The Baby Stealers
Commissioned by BBC
“A brave, impactful, relevant film with an incredibly important story to tell. To produce such a complex investigation with a local team undercover is an extraordinary feat. Finding people who can operate in this environment, running such risk, takes years. Huge respect for the ambition of the journalism and the commitment to the story.”
-Sony Impact Award for Current Affairs Jury
This year-long investigation by BBC Africa Eye uncovered damning evidence of a thriving underground network of stolen children in Kenya. This secretive and highly lucrative trade preys on the country’s most vulnerable, stealing kids from homeless women and even from the maternity ward of a major government hospital in the heart of Nairobi.

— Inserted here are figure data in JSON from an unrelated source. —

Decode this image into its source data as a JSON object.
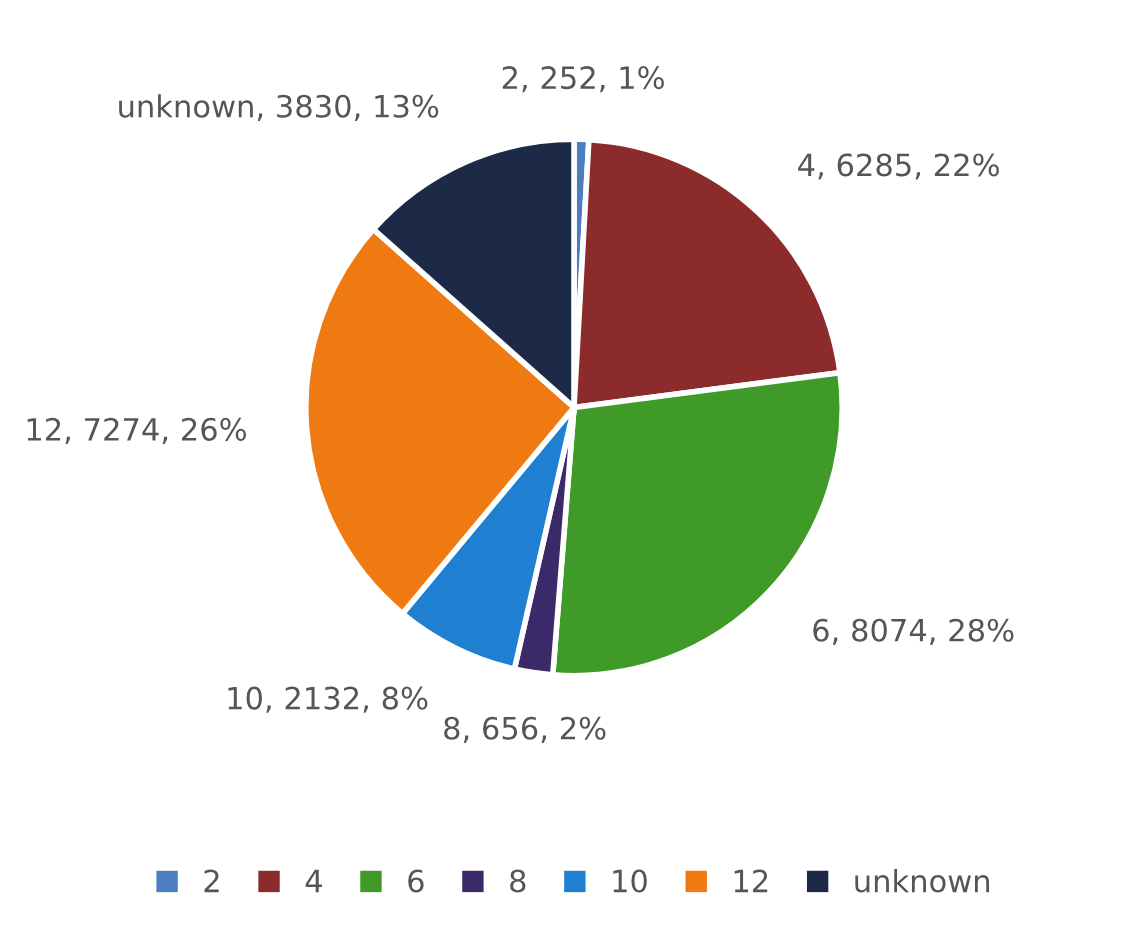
{
  "chart_data": {
    "type": "pie",
    "categories": [
      "2",
      "4",
      "6",
      "8",
      "10",
      "12",
      "unknown"
    ],
    "values": [
      252,
      6285,
      8074,
      656,
      2132,
      7274,
      3830
    ],
    "colors": [
      "#4a7ec0",
      "#8c2b2b",
      "#3f9a27",
      "#3a2a6a",
      "#1f7fd0",
      "#f07a12",
      "#1d2a47"
    ],
    "value_labels": [
      "2, 252, 1%",
      "4, 6285, 22%",
      "6, 8074, 28%",
      "8, 656, 2%",
      "10, 2132, 8%",
      "12, 7274, 26%",
      "unknown, 3830, 13%"
    ],
    "legend": "bottom"
  }
}
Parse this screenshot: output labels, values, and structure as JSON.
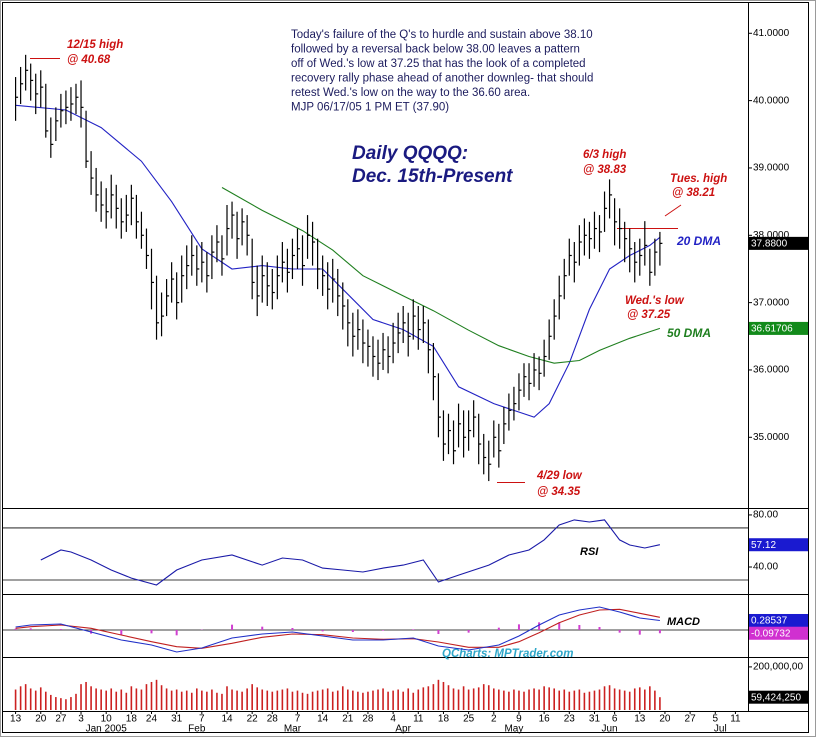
{
  "chart_data": [
    {
      "type": "ohlc",
      "title": "Daily QQQQ:",
      "subtitle": "Dec. 15th-Present",
      "color": "#000000",
      "commentary": [
        "Today's failure of the Q's to hurdle and sustain above 38.10",
        "followed by a reversal back below 38.00 leaves a pattern",
        "off of Wed.'s low at 37.25 that has the look of a completed",
        "recovery rally phase ahead of another downleg- that should",
        "retest Wed.'s low on the way to the 36.60 area.",
        "MJP 06/17/05  1 PM ET (37.90)"
      ],
      "annotations": [
        [
          "12/15 high",
          "@ 40.68"
        ],
        [
          "6/3 high",
          "@ 38.83"
        ],
        [
          "Tues. high",
          "@ 38.21"
        ],
        [
          "Wed.'s low",
          "@ 37.25"
        ],
        [
          "4/29 low",
          "@ 34.35"
        ]
      ],
      "xlim": [
        -2.5,
        145.5
      ],
      "ylim": [
        33.95,
        41.42
      ],
      "yticks": [
        {
          "value": 35,
          "label": "35.0000"
        },
        {
          "value": 36,
          "label": "36.0000"
        },
        {
          "value": 37,
          "label": "37.0000"
        },
        {
          "value": 38,
          "label": "38.0000"
        },
        {
          "value": 39,
          "label": "39.0000"
        },
        {
          "value": 40,
          "label": "40.0000"
        },
        {
          "value": 41,
          "label": "41.0000"
        }
      ],
      "high": [
        40.35,
        40.5,
        40.68,
        40.55,
        40.4,
        40.45,
        40.25,
        39.75,
        39.9,
        40.1,
        40.15,
        40.2,
        40.25,
        40.3,
        39.85,
        39.25,
        39.0,
        38.8,
        38.7,
        38.9,
        38.75,
        38.55,
        38.6,
        38.75,
        38.6,
        38.35,
        38.1,
        37.8,
        37.4,
        37.15,
        37.35,
        37.6,
        37.45,
        37.7,
        37.85,
        38.0,
        37.85,
        37.9,
        37.75,
        38.0,
        38.15,
        38.0,
        38.45,
        38.5,
        38.35,
        38.4,
        38.3,
        37.95,
        37.55,
        37.7,
        37.6,
        37.5,
        37.7,
        37.9,
        37.8,
        37.95,
        38.1,
        38.0,
        38.3,
        38.2,
        37.95,
        37.7,
        37.6,
        37.65,
        37.5,
        37.3,
        37.05,
        36.85,
        36.9,
        36.75,
        36.6,
        36.5,
        36.45,
        36.55,
        36.5,
        36.7,
        36.85,
        36.95,
        36.85,
        37.05,
        36.95,
        36.95,
        36.75,
        36.4,
        35.95,
        35.4,
        35.35,
        35.25,
        35.5,
        35.4,
        35.4,
        35.55,
        35.35,
        35.05,
        34.95,
        35.25,
        35.2,
        35.45,
        35.65,
        35.75,
        35.95,
        36.1,
        36.1,
        36.25,
        36.2,
        36.45,
        36.75,
        37.05,
        37.4,
        37.65,
        37.95,
        37.9,
        38.15,
        38.25,
        38.2,
        38.35,
        38.3,
        38.65,
        38.83,
        38.55,
        38.4,
        38.2,
        38.1,
        37.9,
        37.95,
        38.21,
        37.8,
        37.95,
        38.05
      ],
      "low": [
        39.7,
        39.95,
        40.15,
        40.0,
        39.8,
        39.9,
        39.45,
        39.15,
        39.4,
        39.6,
        39.65,
        39.7,
        39.8,
        39.6,
        39.0,
        38.6,
        38.35,
        38.2,
        38.1,
        38.25,
        38.1,
        37.95,
        38.05,
        38.15,
        37.95,
        37.8,
        37.5,
        36.9,
        36.45,
        36.5,
        36.8,
        37.0,
        36.75,
        37.0,
        37.2,
        37.4,
        37.25,
        37.3,
        37.15,
        37.35,
        37.6,
        37.4,
        37.7,
        37.95,
        37.65,
        37.85,
        37.7,
        37.05,
        36.8,
        37.0,
        36.95,
        36.9,
        37.05,
        37.3,
        37.15,
        37.35,
        37.5,
        37.25,
        37.65,
        37.55,
        37.2,
        37.1,
        36.9,
        37.0,
        36.8,
        36.6,
        36.35,
        36.2,
        36.3,
        36.1,
        36.05,
        35.9,
        35.85,
        36.0,
        35.95,
        36.1,
        36.25,
        36.4,
        36.2,
        36.45,
        36.3,
        36.4,
        35.95,
        35.55,
        35.0,
        34.65,
        34.75,
        34.6,
        34.85,
        34.7,
        34.8,
        35.0,
        34.6,
        34.45,
        34.35,
        34.7,
        34.55,
        34.9,
        35.1,
        35.25,
        35.4,
        35.6,
        35.55,
        35.75,
        35.7,
        35.9,
        36.15,
        36.45,
        36.75,
        37.05,
        37.4,
        37.3,
        37.55,
        37.7,
        37.65,
        37.8,
        37.75,
        38.05,
        38.25,
        37.85,
        37.8,
        37.6,
        37.45,
        37.3,
        37.4,
        37.55,
        37.25,
        37.4,
        37.55
      ],
      "close": [
        40.05,
        40.25,
        40.45,
        40.3,
        40.1,
        40.2,
        39.55,
        39.35,
        39.7,
        39.85,
        39.9,
        39.95,
        40.05,
        39.9,
        39.1,
        38.85,
        38.6,
        38.45,
        38.35,
        38.6,
        38.4,
        38.2,
        38.3,
        38.55,
        38.2,
        38.0,
        37.7,
        37.3,
        36.7,
        36.8,
        37.1,
        37.35,
        37.0,
        37.4,
        37.55,
        37.7,
        37.5,
        37.6,
        37.4,
        37.75,
        37.9,
        37.65,
        38.1,
        38.3,
        37.95,
        38.2,
        38.0,
        37.3,
        37.1,
        37.4,
        37.25,
        37.15,
        37.4,
        37.6,
        37.45,
        37.7,
        37.8,
        37.55,
        38.0,
        37.9,
        37.5,
        37.4,
        37.2,
        37.35,
        37.1,
        36.95,
        36.7,
        36.5,
        36.6,
        36.4,
        36.35,
        36.2,
        36.1,
        36.3,
        36.2,
        36.4,
        36.55,
        36.7,
        36.5,
        36.8,
        36.6,
        36.7,
        36.3,
        35.9,
        35.3,
        34.9,
        35.1,
        34.8,
        35.2,
        35.0,
        35.1,
        35.3,
        34.9,
        34.7,
        34.6,
        35.0,
        34.8,
        35.2,
        35.4,
        35.5,
        35.7,
        35.9,
        35.8,
        36.0,
        35.95,
        36.2,
        36.5,
        36.8,
        37.1,
        37.4,
        37.7,
        37.6,
        37.9,
        38.0,
        37.95,
        38.1,
        38.05,
        38.4,
        38.6,
        38.2,
        38.1,
        37.95,
        37.8,
        37.6,
        37.7,
        37.85,
        37.45,
        37.75,
        37.88
      ],
      "lines": [
        {
          "name": "20 DMA",
          "color": "#2222c4",
          "x": [
            0,
            10,
            17,
            25,
            31,
            37,
            43,
            49,
            55,
            61,
            65,
            71,
            77,
            83,
            88,
            95,
            99,
            103,
            106,
            110,
            114,
            118,
            122,
            126,
            128
          ],
          "values": [
            39.93,
            39.86,
            39.6,
            39.1,
            38.5,
            37.8,
            37.5,
            37.55,
            37.5,
            37.5,
            37.2,
            36.75,
            36.6,
            36.35,
            35.75,
            35.5,
            35.4,
            35.3,
            35.5,
            36.1,
            36.9,
            37.5,
            37.7,
            37.85,
            37.97
          ]
        },
        {
          "name": "50 DMA",
          "color": "#1f7f1f",
          "x": [
            41,
            49,
            57,
            63,
            69,
            77,
            83,
            90,
            96,
            102,
            107,
            112,
            116,
            122,
            128
          ],
          "values": [
            38.71,
            38.37,
            38.07,
            37.78,
            37.4,
            37.1,
            36.88,
            36.59,
            36.36,
            36.2,
            36.1,
            36.14,
            36.29,
            36.47,
            36.61706
          ]
        }
      ],
      "tags": [
        {
          "value": 37.88,
          "label": "37.8800",
          "color": "#000000"
        },
        {
          "value": 36.61706,
          "label": "36.61706",
          "color": "#128a1a"
        }
      ]
    },
    {
      "type": "line",
      "title": "RSI",
      "xlim": [
        -2.5,
        145.5
      ],
      "ylim": [
        20.8,
        83.8
      ],
      "yticks": [
        {
          "value": 80,
          "label": "80.00"
        },
        {
          "value": 40,
          "label": "40.00"
        }
      ],
      "hlines": [
        70,
        30
      ],
      "series": [
        {
          "color": "#1a1aa8",
          "x": [
            5,
            9,
            11,
            15,
            19,
            23,
            28,
            32,
            37,
            43,
            49,
            53,
            57,
            61,
            65,
            69,
            73,
            77,
            81,
            84,
            88,
            94,
            98,
            102,
            105,
            108,
            111,
            114,
            117,
            120,
            122,
            125,
            128
          ],
          "values": [
            45.4,
            53.1,
            51.5,
            45.4,
            37.7,
            31.5,
            26.2,
            37.7,
            45.4,
            49.2,
            41.5,
            46.9,
            45.4,
            39.2,
            37.7,
            36.2,
            39.2,
            41.5,
            45.4,
            28.5,
            33.8,
            41.5,
            49.2,
            53.1,
            60.8,
            72.3,
            76.2,
            74.6,
            76.2,
            60.8,
            56.9,
            54.6,
            57.12
          ]
        }
      ],
      "tags": [
        {
          "value": 57.12,
          "color": "#1a1ad0"
        }
      ]
    },
    {
      "type": "line",
      "title": "MACD",
      "credit": "QCharts: MPTrader.com",
      "xlim": [
        -2.5,
        145.5
      ],
      "ylim": [
        -0.75,
        0.99
      ],
      "hlines": [
        0
      ],
      "series": [
        {
          "type": "bar",
          "color": "#d040d0",
          "x": [
            0,
            3,
            9,
            15,
            21,
            27,
            32,
            37,
            43,
            49,
            55,
            61,
            67,
            73,
            79,
            84,
            90,
            96,
            100,
            104,
            108,
            112,
            116,
            120,
            124,
            128
          ],
          "values": [
            0.04,
            0.05,
            0.03,
            -0.11,
            -0.15,
            -0.1,
            -0.16,
            0.01,
            0.16,
            0.1,
            0.06,
            -0.04,
            -0.06,
            -0.02,
            0.02,
            -0.12,
            -0.08,
            0.07,
            0.17,
            0.23,
            0.23,
            0.15,
            0.09,
            -0.08,
            -0.14,
            -0.09732
          ]
        },
        {
          "color": "#c02020",
          "x": [
            0,
            3,
            9,
            15,
            21,
            27,
            32,
            37,
            43,
            49,
            55,
            61,
            67,
            73,
            79,
            84,
            90,
            96,
            100,
            104,
            108,
            112,
            116,
            120,
            124,
            128
          ],
          "values": [
            0.05,
            0.1,
            0.15,
            0.05,
            -0.15,
            -0.35,
            -0.5,
            -0.55,
            -0.4,
            -0.22,
            -0.12,
            -0.14,
            -0.24,
            -0.28,
            -0.26,
            -0.36,
            -0.52,
            -0.52,
            -0.35,
            -0.08,
            0.22,
            0.45,
            0.6,
            0.62,
            0.5,
            0.38
          ]
        },
        {
          "color": "#2030c8",
          "x": [
            0,
            3,
            9,
            15,
            21,
            27,
            32,
            37,
            43,
            49,
            55,
            61,
            67,
            73,
            79,
            84,
            90,
            96,
            100,
            104,
            108,
            112,
            116,
            120,
            124,
            128
          ],
          "values": [
            0.09,
            0.15,
            0.18,
            -0.06,
            -0.3,
            -0.45,
            -0.66,
            -0.54,
            -0.24,
            -0.12,
            -0.06,
            -0.18,
            -0.3,
            -0.3,
            -0.24,
            -0.48,
            -0.6,
            -0.45,
            -0.18,
            0.15,
            0.45,
            0.6,
            0.69,
            0.54,
            0.36,
            0.28537
          ]
        }
      ],
      "tags": [
        {
          "value": 0.28537,
          "color": "#1a1ad0"
        },
        {
          "value": -0.09732,
          "color": "#d030d0"
        }
      ]
    },
    {
      "type": "bar",
      "color": "#cc2020",
      "xlim": [
        -2.5,
        145.5
      ],
      "ylim": [
        0,
        232000000
      ],
      "yticks": [
        {
          "value": 200000000,
          "label": "200,000,00"
        }
      ],
      "values": [
        95000000,
        110000000,
        120000000,
        100000000,
        90000000,
        105000000,
        85000000,
        70000000,
        60000000,
        55000000,
        50000000,
        60000000,
        75000000,
        120000000,
        130000000,
        110000000,
        100000000,
        95000000,
        90000000,
        100000000,
        85000000,
        95000000,
        80000000,
        110000000,
        100000000,
        95000000,
        120000000,
        130000000,
        140000000,
        115000000,
        100000000,
        90000000,
        95000000,
        85000000,
        90000000,
        80000000,
        100000000,
        90000000,
        85000000,
        95000000,
        80000000,
        75000000,
        110000000,
        95000000,
        90000000,
        85000000,
        100000000,
        120000000,
        105000000,
        95000000,
        90000000,
        85000000,
        90000000,
        95000000,
        100000000,
        85000000,
        90000000,
        80000000,
        75000000,
        85000000,
        90000000,
        95000000,
        100000000,
        85000000,
        90000000,
        110000000,
        95000000,
        90000000,
        85000000,
        80000000,
        85000000,
        90000000,
        95000000,
        100000000,
        85000000,
        90000000,
        95000000,
        85000000,
        100000000,
        80000000,
        95000000,
        105000000,
        110000000,
        120000000,
        140000000,
        130000000,
        115000000,
        100000000,
        95000000,
        110000000,
        95000000,
        100000000,
        105000000,
        120000000,
        115000000,
        100000000,
        95000000,
        90000000,
        85000000,
        95000000,
        90000000,
        85000000,
        95000000,
        100000000,
        95000000,
        110000000,
        105000000,
        100000000,
        90000000,
        95000000,
        85000000,
        90000000,
        95000000,
        80000000,
        85000000,
        90000000,
        95000000,
        110000000,
        115000000,
        100000000,
        95000000,
        90000000,
        85000000,
        100000000,
        105000000,
        95000000,
        110000000,
        90000000,
        59424250
      ],
      "tags": [
        {
          "value": 59424250,
          "label": "59,424,250",
          "color": "#000000"
        }
      ],
      "xticks": [
        {
          "value": 0,
          "label": "13"
        },
        {
          "value": 5,
          "label": "20"
        },
        {
          "value": 9,
          "label": "27"
        },
        {
          "value": 13,
          "label": "3"
        },
        {
          "value": 18,
          "label": "10"
        },
        {
          "value": 23,
          "label": "18"
        },
        {
          "value": 27,
          "label": "24"
        },
        {
          "value": 32,
          "label": "31"
        },
        {
          "value": 37,
          "label": "7"
        },
        {
          "value": 42,
          "label": "14"
        },
        {
          "value": 47,
          "label": "22"
        },
        {
          "value": 51,
          "label": "28"
        },
        {
          "value": 56,
          "label": "7"
        },
        {
          "value": 61,
          "label": "14"
        },
        {
          "value": 66,
          "label": "21"
        },
        {
          "value": 70,
          "label": "28"
        },
        {
          "value": 75,
          "label": "4"
        },
        {
          "value": 80,
          "label": "11"
        },
        {
          "value": 85,
          "label": "18"
        },
        {
          "value": 90,
          "label": "25"
        },
        {
          "value": 95,
          "label": "2"
        },
        {
          "value": 100,
          "label": "9"
        },
        {
          "value": 105,
          "label": "16"
        },
        {
          "value": 110,
          "label": "23"
        },
        {
          "value": 115,
          "label": "31"
        },
        {
          "value": 119,
          "label": "6"
        },
        {
          "value": 124,
          "label": "13"
        },
        {
          "value": 129,
          "label": "20"
        },
        {
          "value": 134,
          "label": "27"
        },
        {
          "value": 139,
          "label": "5"
        },
        {
          "value": 143,
          "label": "11"
        }
      ],
      "months": [
        {
          "value": 18,
          "label": "Jan 2005"
        },
        {
          "value": 36,
          "label": "Feb"
        },
        {
          "value": 55,
          "label": "Mar"
        },
        {
          "value": 77,
          "label": "Apr"
        },
        {
          "value": 99,
          "label": "May"
        },
        {
          "value": 118,
          "label": "Jun"
        },
        {
          "value": 140,
          "label": "Jul"
        }
      ]
    }
  ]
}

Njeri and Judith cultivated a network of whistleblowers in order to infiltrate and secretly record several active child trafficking networks that targeted Kenya’s poorest women. The release of the film sparked a huge public outcry in Kenya and led to the immediate shutting down of three highly prolific child trafficking networks, the arrest of traffickers exposed in the investigation and the establishment of a Kenyan government task force dedicated to ending child trafficking.
Biographies
Njeri Mwangi is a mother, a human rights activist and co-founder of Pawa254, a Nairobi-based collaborative hub where journalists, artists and activists meet to find innovative ways of achieving social change. The hub houses and fosters creative and community-driven projects for social change across Kenya, and is the first of its kind in Africa.
Judith Kanaitha is an investigative journalist and reporter based in Nairobi, Kenya. For several years, she has worked for Ghetto Radio, a station created to represent and campaign for the interests of the more than two million people that live in the slums of Nairobi. Judith specialises in stories concerning the rights of women and the protection of children living in the city’s slums.